The massive sell-off in the gold market during the last two trading sessions has inflicted well over $1 trillion in losses for global holders of the yellow metal – this is the most “oversold” that gold has been in a very long time:
Click to enlarge
A few key points about the gold crash:
- Today was the highest volume in gold futures on record (according to my data)
- Gold futures volume was roughly 150% of the open interest
- GDX (Gold Miner’s ETF) traded record volume
- Gold closed well below its lower 3-standard deviation Bollinger band – I can’t find another sell-off of this magnitude & velocity on the gold charts
- My bullion dealer contacts tell me that there was hardly any selling today and that they are very low on physical supply – one contact said “we are seeing a lot of bottom fishing and virtually zero panic selling”
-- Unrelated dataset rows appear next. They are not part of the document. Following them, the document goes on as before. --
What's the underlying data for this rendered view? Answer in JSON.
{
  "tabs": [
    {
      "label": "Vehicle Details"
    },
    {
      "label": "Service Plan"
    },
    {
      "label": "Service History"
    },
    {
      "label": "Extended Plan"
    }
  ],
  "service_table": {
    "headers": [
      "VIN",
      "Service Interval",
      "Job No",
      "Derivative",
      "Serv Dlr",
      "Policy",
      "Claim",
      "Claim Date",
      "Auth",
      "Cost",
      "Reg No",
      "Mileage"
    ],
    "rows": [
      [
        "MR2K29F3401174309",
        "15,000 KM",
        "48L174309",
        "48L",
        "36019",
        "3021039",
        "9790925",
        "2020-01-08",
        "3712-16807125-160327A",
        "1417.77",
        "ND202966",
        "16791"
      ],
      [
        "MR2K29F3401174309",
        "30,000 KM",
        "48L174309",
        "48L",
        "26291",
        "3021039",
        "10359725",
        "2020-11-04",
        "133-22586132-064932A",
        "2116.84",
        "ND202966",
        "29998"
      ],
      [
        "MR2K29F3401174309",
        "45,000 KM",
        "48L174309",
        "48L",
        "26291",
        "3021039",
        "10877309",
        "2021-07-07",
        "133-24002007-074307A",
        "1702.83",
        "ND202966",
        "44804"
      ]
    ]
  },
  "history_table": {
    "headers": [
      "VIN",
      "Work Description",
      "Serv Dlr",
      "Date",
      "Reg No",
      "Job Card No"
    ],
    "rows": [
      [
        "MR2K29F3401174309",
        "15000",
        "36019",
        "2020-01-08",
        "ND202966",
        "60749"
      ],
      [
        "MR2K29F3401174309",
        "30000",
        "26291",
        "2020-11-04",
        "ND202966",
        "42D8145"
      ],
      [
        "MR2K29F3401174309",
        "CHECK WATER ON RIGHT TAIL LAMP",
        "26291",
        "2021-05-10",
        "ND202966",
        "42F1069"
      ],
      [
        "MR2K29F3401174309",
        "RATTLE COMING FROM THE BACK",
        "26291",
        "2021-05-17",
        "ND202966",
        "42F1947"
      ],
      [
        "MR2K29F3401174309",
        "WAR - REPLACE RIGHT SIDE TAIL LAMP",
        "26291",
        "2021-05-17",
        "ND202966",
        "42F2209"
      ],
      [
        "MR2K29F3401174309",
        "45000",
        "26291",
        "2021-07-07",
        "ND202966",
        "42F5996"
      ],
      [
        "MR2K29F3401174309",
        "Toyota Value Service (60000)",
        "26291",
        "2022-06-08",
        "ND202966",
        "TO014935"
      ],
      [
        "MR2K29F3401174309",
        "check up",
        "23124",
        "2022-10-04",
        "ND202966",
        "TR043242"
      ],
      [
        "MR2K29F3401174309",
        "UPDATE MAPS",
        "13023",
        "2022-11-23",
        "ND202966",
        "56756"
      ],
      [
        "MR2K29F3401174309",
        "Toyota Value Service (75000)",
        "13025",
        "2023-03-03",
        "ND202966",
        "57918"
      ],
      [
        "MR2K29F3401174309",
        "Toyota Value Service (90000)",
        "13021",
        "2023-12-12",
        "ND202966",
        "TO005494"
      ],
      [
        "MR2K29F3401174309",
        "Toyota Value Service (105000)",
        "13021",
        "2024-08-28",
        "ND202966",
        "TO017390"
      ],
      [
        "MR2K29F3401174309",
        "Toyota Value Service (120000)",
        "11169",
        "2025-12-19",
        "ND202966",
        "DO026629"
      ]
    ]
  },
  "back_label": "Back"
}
Clearly today’s action was a massive institutional liquidation via the GLD exchange traded fund and the futures market which caused leveraged long players to be carried out of the market feet first. Today’s precious metals liquidation has all the hallmarks of a selling climax but there really isn’t any precedent for the damage we have seen across the commodities space in recent days, so extreme caution is still advised.
Even more so than the gold chart itself, the GVZ (gold volatility index) chart screams PANIC:
Finally, it is worth reminding ourselves that market bottoms are powerful events that always occur when market participants stop looking for a bottom – are we there yet?